Paradise Township v. Public Service Commission

75 Pa. Super. 208 | Pa. Super. Ct. | 1920

Opinion by

Linn, J.,

The Lincoln highway extends through Paradise Township, Lancaster County. It is carried over the Pennsylvania railroad by a bridge at a point where part of the township is bisected by a cut in which the railroad is operated. A street railway company operates over tracks laid on the bridge.
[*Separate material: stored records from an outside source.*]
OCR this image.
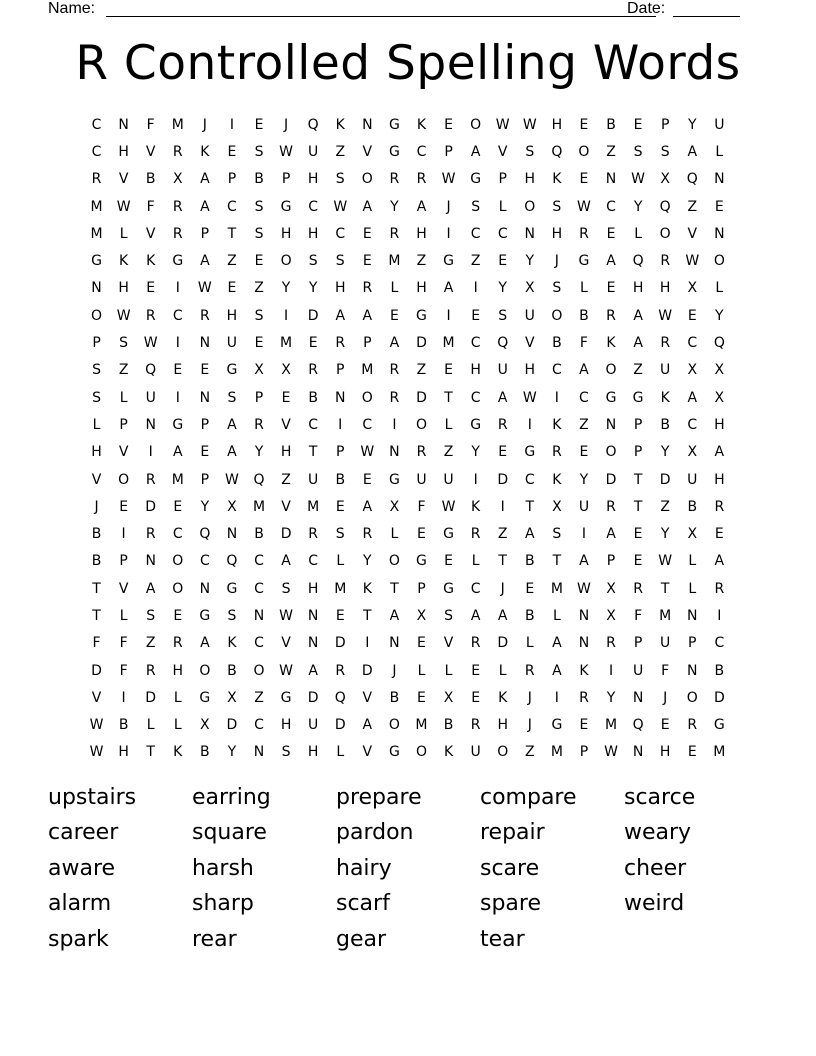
Name:	Date:
R Controlled Spelling Words
C	N	F	M	J	I	E	J	Q	K	N	G	K	E	O	W W	H	E	B	E	P	Y	U
C	H	V	R	K	E	S	W	U	Z	V	G	C	P	A	V	S	Q	O	Z	S	S	A	L
R	V	B	X	A	P	B	P	H	S	O	R	R	W	G	P	H	K	E	N	W	X	Q	N
M	W	F	R	A	C	S	G	C	W	A	Y	A	J	S	L	O	S	W	C	Y	Q	Z	E
M	L	V	R	P	T	S	H	H	C	E	R	H	I	C	C	N	H	R	E	L	O	V	N
G	K	K	G	A	Z	E	O	S	S	E	M	Z	G	Z	E	Y	J	G	A	Q	R	W	O
N	H	E	I	W	E	Z	Y	Y	H	R	L	H	A	I	Y	X	S	L	E	H	H	X	L
O	W	R	C	R	H	S	I	D	A	A	E	G	I	E	S	U	O	B	R	A	W	E	Y
P	S	W	I	N	U	E	M	E	R	P	A	D	M	C	Q	V	B	F	K	A	R	C	Q
S	Z	Q	E	E	G	X	X	R	P	M	R	Z	E	H	U	H	C	A	O	Z	U	X	X
S	L	U	I	N	S	P	E	B	N	O	R	D	T	C	A	W	I	C	G	G	K	A	X
L	P	N	G	P	A	R	V	C	I	C	I	O	L	G	R	I	K	Z	N	P	B	C	H
H	V	I	A	E	A	Y	H	T	P	W	N	R	Z	Y	E	G	R	E	O	P	Y	X	A
V	O	R	M	P	W	Q	Z	U	B	E	G	U	U	I	D	C	K	Y	D	T	D	U	H
J	E	D	E	Y	X	M	V	M	E	A	X	F	W	K	I	T	X	U	R	T	Z	B	R
B	I	R	C	Q	N	B	D	R	S	R	L	E	G	R	Z	A	S	I	A	E	Y	X	E
B	P	N	O	C	Q	C	A	C	L	Y	O	G	E	L	T	B	T	A	P	E	W	L	A
T	V	A	O	N	G	C	S	H	M	K	T	P	G	C	J	E	M	W	X	R	T	L	R
T	L	S	E	G	S	N	W	N	E	T	A	X	S	A	A	B	L	N	X	F	M	N	I
F	F	Z	R	A	K	C	V	N	D	I	N	E	V	R	D	L	A	N	R	P	U	P	C
D	F	R	H	O	B	O	W	A	R	D	J	L	L	E	L	R	A	K	I	U	F	N	B
V	I	D	L	G	X	Z	G	D	Q	V	B	E	X	E	K	J	I	R	Y	N	J	O	D
W	B	L	L	X	D	C	H	U	D	A	O	M	B	R	H	J	G	E	M	Q	E	R	G
W	H	T	K	B	Y	N	S	H	L	V	G	O	K	U	O	Z	M	P	W	N	H	E	M
upstairs	earring	prepare	compare	scarce
career	square	pardon	repair	weary
aware	harsh	hairy	scare	cheer
alarm	sharp	scarf	spare	weird
spark	rear	gear	tear
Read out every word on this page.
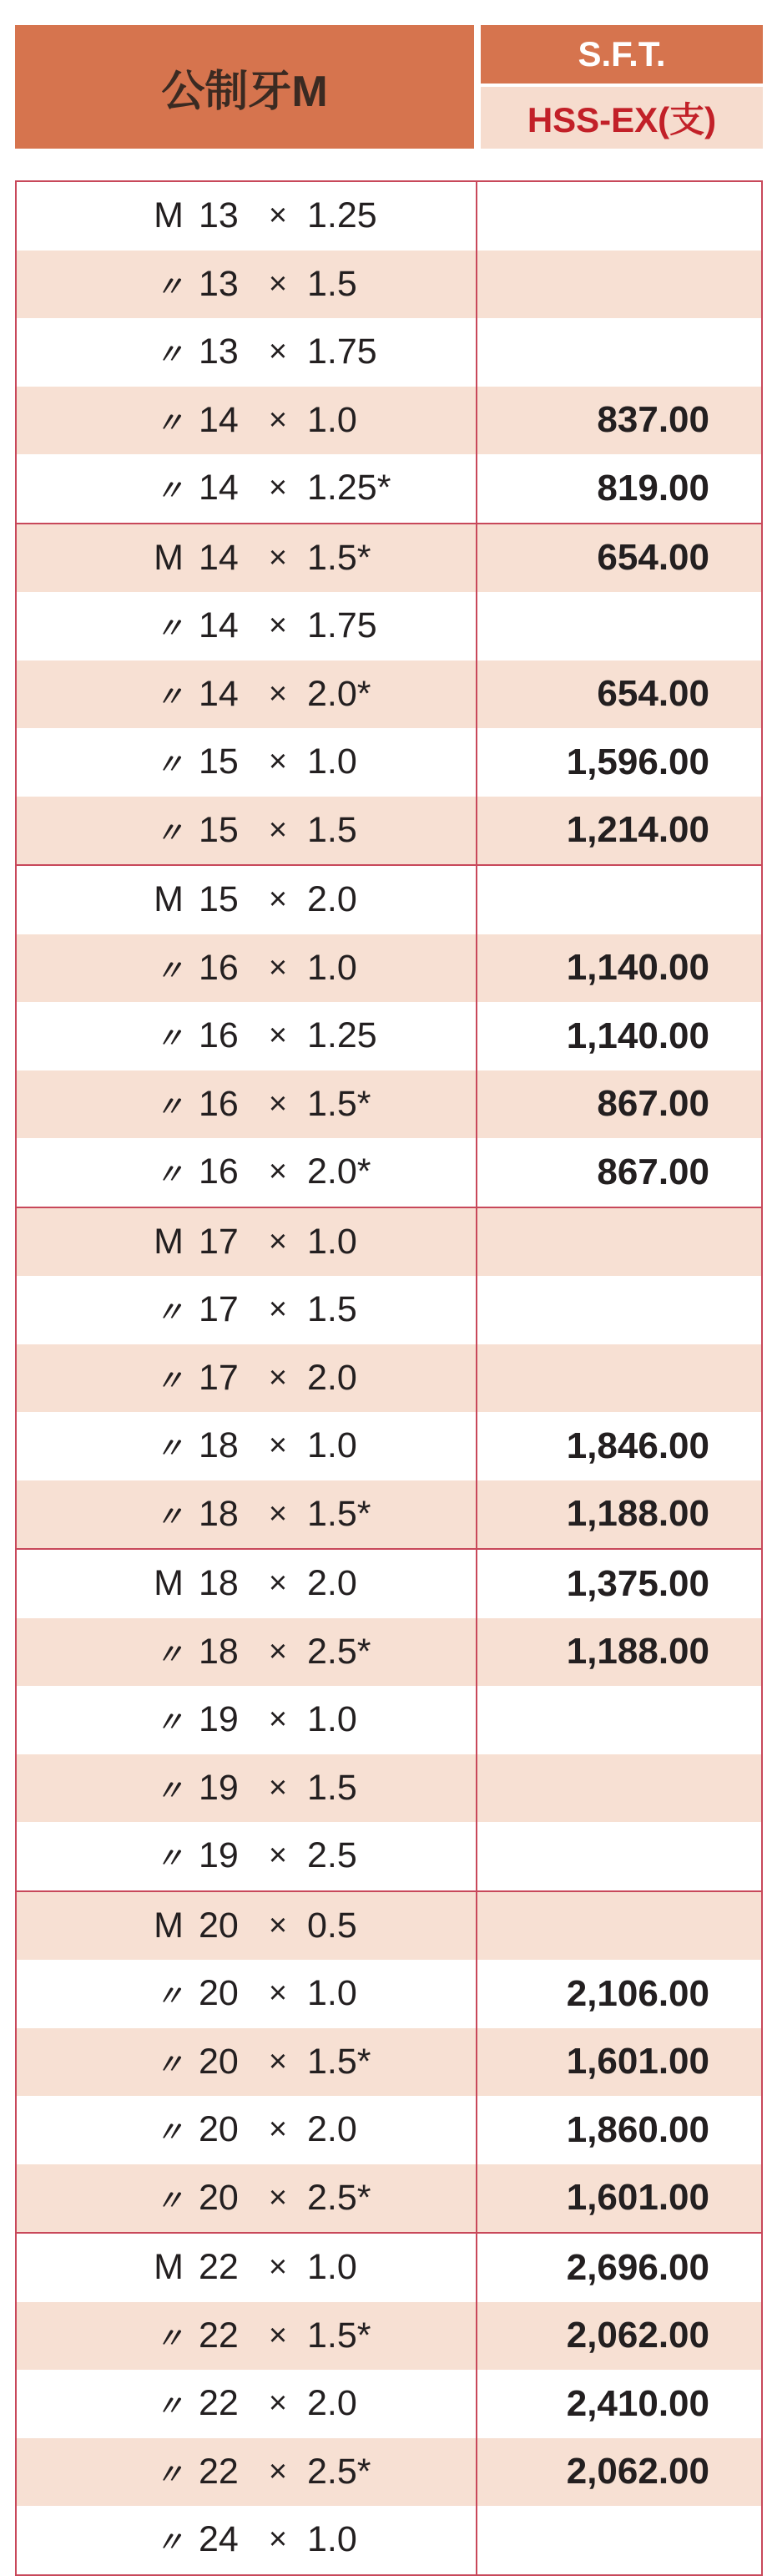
公制牙M
S.F.T.
HSS-EX(支)
M 13 × 1.25
〃 13 × 1.5
〃 13 × 1.75
〃 14 × 1.0	837.00
〃 14 × 1.25*	819.00
M 14 × 1.5*	654.00
〃 14 × 1.75
〃 14 × 2.0*	654.00
〃 15 × 1.0	1,596.00
〃 15 × 1.5	1,214.00
M 15 × 2.0
〃 16 × 1.0	1,140.00
〃 16 × 1.25	1,140.00
〃 16 × 1.5*	867.00
〃 16 × 2.0*	867.00
M 17 × 1.0
〃 17 × 1.5
〃 17 × 2.0
〃 18 × 1.0	1,846.00
〃 18 × 1.5*	1,188.00
M 18 × 2.0	1,375.00
〃 18 × 2.5*	1,188.00
〃 19 × 1.0
〃 19 × 1.5
〃 19 × 2.5
M 20 × 0.5
〃 20 × 1.0	2,106.00
〃 20 × 1.5*	1,601.00
〃 20 × 2.0	1,860.00
〃 20 × 2.5*	1,601.00
M 22 × 1.0	2,696.00
〃 22 × 1.5*	2,062.00
〃 22 × 2.0	2,410.00
〃 22 × 2.5*	2,062.00
〃 24 × 1.0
The state highway department filed a complaint with the Public Service Commission alleging that the bridge was so dangerous to public safety as to require reconstruction. Hearings were held and evidence was taken. The township appeared by counsel and conceded that the bridge required reconstruction and approved the plans proposed therefor. The report of the commission states: *212“Tlie highway crosses the railroad tracks at this point obliquely. The present structure, built many years ago, crosses the tracks at right angles, making a very sharp curve at each end thereof and on account of the very extensive public travel over this highway, creates a very dangerous situation. The commission determines the present structure, as unsafe and dangerous......The plans as submitted by the railroad company are approved by the street railway company, the county and the township and the same are hereby approved by the commission......” It then ordered that a new bridge be built, carrying the highway over the railroad by a straight course instead of at right angles; it apportioned the cost thereof and directed that a very small part of the cost be paid by the township. The township alone appealed, desiring to be advised, as its learned counsel states, whether it is a municipal corporation “concerned” in the improvement within the meaning of the law.

We are all of opinion that it is so concerned. There is no force in the contention made on behalf of the township that as the Lincoln highway is not a road constructed and maintained by the township, it is not concerned in the improvement. The provisions of the Public Service Company Law, July 26, 1913, P. L. 1374, are more comprehensive than that. The general assembly declared that “......to the end, intent and purpose that accidents may be prevented and the safety of the public promoted,” P. L. 1409, the commission should have “exclusive power to determine, order and prescribe in accordance with plans and specifications to be approved by it, the just and reasonable manner, including the particular point of crossing......in which any public highway may be constructed across the tracks or other facilities of any railroad corporation, or street railway corporation, at grade, or above or below grade......,” P. L. 1409. It was given “exclusive power......to order any crossing aforesaid, now existing or hereafter con*213structed at grade, or at the same or different levels, to be relocated or altered, or to be abolished......,” P. L. 1409. The act provides that “......the expense of the said construction, relocation, alteration or abolition of any such crossing shall be borne and paid as hereinafter provided by the public service company or companies, or municipal corporations concerned, or by the Commonwealth, either severally or in such proper proportions as the commission may after due notice and hearing in due course determine, unless the said proportions are mutually agreed upon and paid by those interested as aforesaid,” P. L. 1410. “The term ‘municipal corporation’ as used in this act shall include all......townships......,” P. L. 1376.

On this record the township, the county, the Commonwealth and the two public service corporations ordered to contribute are all “concerned” and “interested.” The residents of this township require this bridge to enable them to cross the tracks of the railroad company. The new bridge removes the elements of danger under which the old bridge was used; it makes provision for pedestrians which the other lacked; substitutes a much wider driveway for one conceded to be too narrow; removes the danger incident to the vehicular traffic and street railway operation over the narrow bridge built at right angles to the general course of the highway. These residents have direct and positive concern or interest in the removal of the danger found by the commission to exist and in the enjoyment of the proposed improvement. The words ‘concern’ and ‘interest’ are classified by lexicographers as synonyms; they are to be construed as used in the statute in their popular well known sense. Residents of this township are as much concerned or interested in the safety of travel over this bridge as they would be if it were a township road constructed and maintained by the township; the fact that it is not, does not lessen either the concern or interest.

The order is affirmed and the appeal dismissed at the cost of appellant.